I stand before you today in strong opposition to LD 1496 “An Act to Enforce Immigration Laws and Restrict Benefits to Legal Citizens.”

I implore you not to destroy the good work that the law enforcement community has accomplished in Maine and throughout the United States in addressing racial/bias based profiling. Police departments like the Lewiston Police Department, which is nationally accredited by the Commission on Accreditation of Law Enforcement Agencies (C.A.L.E.A.), must adhere to the standards set by CALEA, which includes racial/bias based profiling. Departments have policies dealing with the issue. This bill undermines that.

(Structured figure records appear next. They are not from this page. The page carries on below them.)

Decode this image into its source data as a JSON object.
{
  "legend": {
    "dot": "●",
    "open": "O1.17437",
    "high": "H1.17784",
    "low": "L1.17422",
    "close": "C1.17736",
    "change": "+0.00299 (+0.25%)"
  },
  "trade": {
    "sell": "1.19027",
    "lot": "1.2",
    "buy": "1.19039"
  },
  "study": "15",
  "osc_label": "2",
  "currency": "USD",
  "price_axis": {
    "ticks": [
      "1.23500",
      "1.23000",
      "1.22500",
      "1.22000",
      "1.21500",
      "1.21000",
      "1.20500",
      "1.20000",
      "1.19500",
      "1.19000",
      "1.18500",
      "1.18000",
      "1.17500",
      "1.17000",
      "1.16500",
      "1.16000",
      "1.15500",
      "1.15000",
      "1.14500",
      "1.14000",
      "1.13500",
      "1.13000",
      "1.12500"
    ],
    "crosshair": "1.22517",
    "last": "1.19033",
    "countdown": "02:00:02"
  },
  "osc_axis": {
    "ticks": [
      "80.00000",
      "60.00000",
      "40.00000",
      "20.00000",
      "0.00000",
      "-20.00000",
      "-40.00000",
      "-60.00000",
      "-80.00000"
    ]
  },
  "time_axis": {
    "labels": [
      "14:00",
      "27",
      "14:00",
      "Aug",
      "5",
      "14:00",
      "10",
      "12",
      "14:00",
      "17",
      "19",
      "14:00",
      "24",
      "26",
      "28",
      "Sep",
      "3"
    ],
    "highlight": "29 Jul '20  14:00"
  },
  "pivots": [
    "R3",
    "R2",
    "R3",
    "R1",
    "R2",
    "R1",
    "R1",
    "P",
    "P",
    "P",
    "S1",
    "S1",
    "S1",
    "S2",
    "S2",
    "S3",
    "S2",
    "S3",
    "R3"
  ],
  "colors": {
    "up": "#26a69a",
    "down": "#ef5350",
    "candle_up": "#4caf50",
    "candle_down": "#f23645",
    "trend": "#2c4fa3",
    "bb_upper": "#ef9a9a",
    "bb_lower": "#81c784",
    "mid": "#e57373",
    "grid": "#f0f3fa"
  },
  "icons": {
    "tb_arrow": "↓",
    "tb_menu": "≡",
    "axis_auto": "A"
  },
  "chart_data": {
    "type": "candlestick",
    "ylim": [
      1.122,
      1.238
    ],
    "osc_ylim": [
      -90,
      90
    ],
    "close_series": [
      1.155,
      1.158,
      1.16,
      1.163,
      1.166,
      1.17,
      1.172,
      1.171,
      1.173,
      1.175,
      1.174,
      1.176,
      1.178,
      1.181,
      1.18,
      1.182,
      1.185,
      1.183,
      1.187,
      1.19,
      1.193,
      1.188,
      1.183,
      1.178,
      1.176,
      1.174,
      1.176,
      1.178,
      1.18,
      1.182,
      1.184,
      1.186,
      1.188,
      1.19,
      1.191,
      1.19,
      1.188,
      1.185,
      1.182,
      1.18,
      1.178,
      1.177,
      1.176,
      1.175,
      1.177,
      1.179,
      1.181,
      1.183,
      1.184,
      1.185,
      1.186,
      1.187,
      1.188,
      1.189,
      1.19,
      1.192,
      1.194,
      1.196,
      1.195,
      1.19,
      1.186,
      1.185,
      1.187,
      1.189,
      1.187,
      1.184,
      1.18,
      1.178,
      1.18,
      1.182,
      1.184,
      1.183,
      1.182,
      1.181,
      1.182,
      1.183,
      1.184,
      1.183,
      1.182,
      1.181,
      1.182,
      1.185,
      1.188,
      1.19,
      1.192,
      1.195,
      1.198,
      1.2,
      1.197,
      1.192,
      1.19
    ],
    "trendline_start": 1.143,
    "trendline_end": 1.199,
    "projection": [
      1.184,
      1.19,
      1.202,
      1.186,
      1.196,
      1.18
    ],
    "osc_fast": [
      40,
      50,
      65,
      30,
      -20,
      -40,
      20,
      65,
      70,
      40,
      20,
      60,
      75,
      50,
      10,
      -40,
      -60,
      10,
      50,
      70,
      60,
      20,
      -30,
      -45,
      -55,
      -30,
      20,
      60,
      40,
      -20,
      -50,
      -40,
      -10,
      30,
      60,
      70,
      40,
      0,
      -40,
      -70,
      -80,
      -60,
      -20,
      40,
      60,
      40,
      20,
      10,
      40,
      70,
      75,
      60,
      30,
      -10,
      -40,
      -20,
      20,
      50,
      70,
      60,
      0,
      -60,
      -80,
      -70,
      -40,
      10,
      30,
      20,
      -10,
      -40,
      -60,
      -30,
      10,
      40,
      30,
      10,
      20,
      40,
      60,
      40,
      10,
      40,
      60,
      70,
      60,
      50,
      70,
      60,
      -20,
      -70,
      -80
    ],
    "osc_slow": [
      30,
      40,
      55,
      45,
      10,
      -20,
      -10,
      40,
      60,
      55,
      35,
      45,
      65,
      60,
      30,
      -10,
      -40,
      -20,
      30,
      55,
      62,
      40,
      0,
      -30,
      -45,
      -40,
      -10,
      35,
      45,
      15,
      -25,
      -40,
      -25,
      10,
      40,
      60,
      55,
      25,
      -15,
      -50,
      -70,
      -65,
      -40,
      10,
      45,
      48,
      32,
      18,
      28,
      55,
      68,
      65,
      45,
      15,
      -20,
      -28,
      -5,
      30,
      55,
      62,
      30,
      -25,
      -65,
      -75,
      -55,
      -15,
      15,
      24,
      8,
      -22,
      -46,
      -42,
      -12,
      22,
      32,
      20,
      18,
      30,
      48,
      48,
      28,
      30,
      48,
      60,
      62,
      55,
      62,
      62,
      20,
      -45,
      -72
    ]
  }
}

Community Oriented Policing is a philosophy that can be defined in a very simple phrase; police working in partnership with its residents to fight crime and disorder. A partnership has to be based on trust. This bill requiring police to ask people about their immigration status will subvert the trust that police have been trying to build for years.

Cities like Portland and Lewiston-Auburn have diverse populations of immigrants who come from countries where they fear their police. If our police become something they fear, they will not report crimes and will not come forward as victims or as witnesses necessary to prosecute criminals. Police need information in order to be effective.

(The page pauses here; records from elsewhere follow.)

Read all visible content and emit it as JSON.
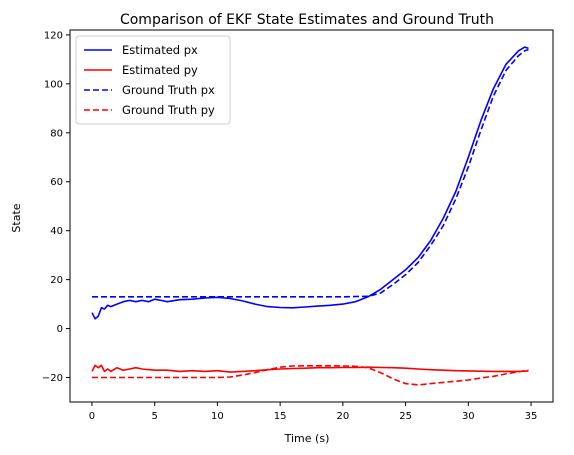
{
  "chart_data": {
    "type": "line",
    "title": "Comparison of EKF State Estimates and Ground Truth",
    "xlabel": "Time (s)",
    "ylabel": "State",
    "xlim": [
      -1.75,
      36.75
    ],
    "ylim": [
      -30,
      122
    ],
    "xticks": [
      0,
      5,
      10,
      15,
      20,
      25,
      30,
      35
    ],
    "yticks": [
      -20,
      0,
      20,
      40,
      60,
      80,
      100,
      120
    ],
    "grid": false,
    "legend": "top-left",
    "series": [
      {
        "name": "Estimated px",
        "color": "#0000ff",
        "style": "solid",
        "points": [
          [
            0,
            6.5
          ],
          [
            0.25,
            4
          ],
          [
            0.5,
            5
          ],
          [
            0.75,
            8.5
          ],
          [
            1,
            8
          ],
          [
            1.25,
            9.5
          ],
          [
            1.5,
            9
          ],
          [
            2,
            10
          ],
          [
            2.5,
            11
          ],
          [
            3,
            11.5
          ],
          [
            3.5,
            11
          ],
          [
            4,
            11.5
          ],
          [
            4.5,
            11
          ],
          [
            5,
            12
          ],
          [
            5.5,
            11.5
          ],
          [
            6,
            11
          ],
          [
            7,
            11.8
          ],
          [
            8,
            12
          ],
          [
            9,
            12.5
          ],
          [
            10,
            12.8
          ],
          [
            11,
            12.3
          ],
          [
            12,
            11.3
          ],
          [
            13,
            10
          ],
          [
            14,
            9
          ],
          [
            15,
            8.6
          ],
          [
            16,
            8.5
          ],
          [
            17,
            8.8
          ],
          [
            18,
            9.2
          ],
          [
            19,
            9.5
          ],
          [
            20,
            10
          ],
          [
            21,
            11
          ],
          [
            22,
            13
          ],
          [
            23,
            16
          ],
          [
            24,
            20
          ],
          [
            25,
            24
          ],
          [
            26,
            29
          ],
          [
            27,
            36
          ],
          [
            28,
            45
          ],
          [
            29,
            56
          ],
          [
            30,
            70
          ],
          [
            31,
            85
          ],
          [
            32,
            98
          ],
          [
            33,
            108
          ],
          [
            34,
            113.5
          ],
          [
            34.5,
            115
          ],
          [
            34.8,
            114.5
          ]
        ]
      },
      {
        "name": "Estimated py",
        "color": "#ff0000",
        "style": "solid",
        "points": [
          [
            0,
            -17.5
          ],
          [
            0.25,
            -15
          ],
          [
            0.5,
            -16
          ],
          [
            0.75,
            -15
          ],
          [
            1,
            -17.5
          ],
          [
            1.25,
            -16.5
          ],
          [
            1.5,
            -17.5
          ],
          [
            2,
            -16
          ],
          [
            2.5,
            -17
          ],
          [
            3,
            -16.5
          ],
          [
            3.5,
            -16
          ],
          [
            4,
            -16.5
          ],
          [
            5,
            -17
          ],
          [
            6,
            -17
          ],
          [
            7,
            -17.5
          ],
          [
            8,
            -17.2
          ],
          [
            9,
            -17.5
          ],
          [
            10,
            -17.2
          ],
          [
            11,
            -17.8
          ],
          [
            12,
            -17.5
          ],
          [
            13,
            -17.2
          ],
          [
            14,
            -16.8
          ],
          [
            15,
            -16.5
          ],
          [
            16,
            -16.3
          ],
          [
            17,
            -16.2
          ],
          [
            18,
            -16
          ],
          [
            19,
            -16
          ],
          [
            20,
            -15.9
          ],
          [
            21,
            -15.9
          ],
          [
            22,
            -15.8
          ],
          [
            23,
            -15.9
          ],
          [
            24,
            -16
          ],
          [
            25,
            -16.2
          ],
          [
            26,
            -16.5
          ],
          [
            27,
            -16.8
          ],
          [
            28,
            -17
          ],
          [
            29,
            -17.2
          ],
          [
            30,
            -17.3
          ],
          [
            31,
            -17.4
          ],
          [
            32,
            -17.5
          ],
          [
            33,
            -17.5
          ],
          [
            34,
            -17.5
          ],
          [
            34.8,
            -17.3
          ]
        ]
      },
      {
        "name": "Ground Truth px",
        "color": "#0000ff",
        "style": "dashed",
        "points": [
          [
            0,
            13
          ],
          [
            5,
            13
          ],
          [
            10,
            13
          ],
          [
            15,
            13
          ],
          [
            20,
            13
          ],
          [
            22,
            13.2
          ],
          [
            23,
            14.5
          ],
          [
            24,
            18
          ],
          [
            25,
            22
          ],
          [
            26,
            27
          ],
          [
            27,
            34
          ],
          [
            28,
            42
          ],
          [
            29,
            53
          ],
          [
            30,
            66
          ],
          [
            31,
            81
          ],
          [
            32,
            95
          ],
          [
            33,
            105.5
          ],
          [
            34,
            111.5
          ],
          [
            34.5,
            113.5
          ],
          [
            34.8,
            114
          ]
        ]
      },
      {
        "name": "Ground Truth py",
        "color": "#ff0000",
        "style": "dashed",
        "points": [
          [
            0,
            -20
          ],
          [
            5,
            -20
          ],
          [
            10,
            -20
          ],
          [
            11,
            -19.8
          ],
          [
            12,
            -19
          ],
          [
            13,
            -18
          ],
          [
            14,
            -16.8
          ],
          [
            15,
            -15.8
          ],
          [
            16,
            -15.3
          ],
          [
            17,
            -15.2
          ],
          [
            18,
            -15.2
          ],
          [
            19,
            -15.2
          ],
          [
            20,
            -15.3
          ],
          [
            21,
            -15.4
          ],
          [
            22,
            -16
          ],
          [
            23,
            -18
          ],
          [
            24,
            -20.5
          ],
          [
            25,
            -22.5
          ],
          [
            26,
            -23
          ],
          [
            27,
            -22.5
          ],
          [
            28,
            -22
          ],
          [
            29,
            -21.5
          ],
          [
            30,
            -21
          ],
          [
            31,
            -20.2
          ],
          [
            32,
            -19.5
          ],
          [
            33,
            -18.5
          ],
          [
            34,
            -17.6
          ],
          [
            34.8,
            -17
          ]
        ]
      }
    ]
  }
}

These types of “reasonable suspicion” queries will no doubt lead to law suits. There are no provisions in place to provide federal powers of arrest in order to enforce immigration laws. There are no provisions in place to provide officers with immunity provisions that federal agents enjoy. There are no provisions in the bill to provide training to police officers in the complex immigration laws.

Transporting detainees to a federal detention facility is another financial burden on local communities. All of this will come at significant cost to municipalities, and it is another unfunded mandate that will be passed on to the local property taxpayer. As local communities, we are already overburdened with federal and state unfunded mandates and reductions in revenue sharing. There is definitely a fiscal note to this bill; you need to know what it is, and I doubt that you can come up with what it truly will be.

Immigrants are vital to Maine’s communities and in our state’s economy. In Lewiston, immigrants are working, paying taxes, starting businesses, volunteering and helping revitalize the city, which like the rest of Maine has an aging population. They are what will sustain us.

Lewiston has been working hard to integrate these New Mainers so that those who are resistant to change come to accept that immigrants are an important part of a city, today and in the future. Please do not destroy what we have tried to build over the past 10 years. We have worked too hard to become the All-America City that we are and have been recognized by the National Civic League. We are truly an engaged community.

There is strength in diversity. I point to the thriving City of Toronto, which is probably one of the most diverse cities in all of North America.

Our borders with our neighboring countries are United States borders and not state borders; therefore it is the United States Government’s responsibility to secure our borders. Immigration reform is long overdue in this country and it is the responsibility of Congress to address this problem. We do not need a hodgepodge of state laws that are discriminatory and will not truly address the issue. I would encourage you, as I have, to communicate the need for immigration reform to our Congressional Delegation.

To quote Lewiston Police Chief Michael Bussiere: “This law seems to be offering an Arizona-style solution to a non-Arizona style problem.”

Tourism is one of our major industries in this state. As you enter Maine, we have a sign that reads: “Welcome to Maine, The Way Life Should Be.”  Underneath, we have another sign that reads: “Open For Business.” If this Arizona style bill passes, you might just as well change those signs and have them read: “Maine is closed for business, enter at your own risk and make sure you have your proof of citizenship.” Simply look at the adverse economic impact the bill had in Arizona.

I urge a unanimous “ought not to pass” vote on this bill that should not see the light of day!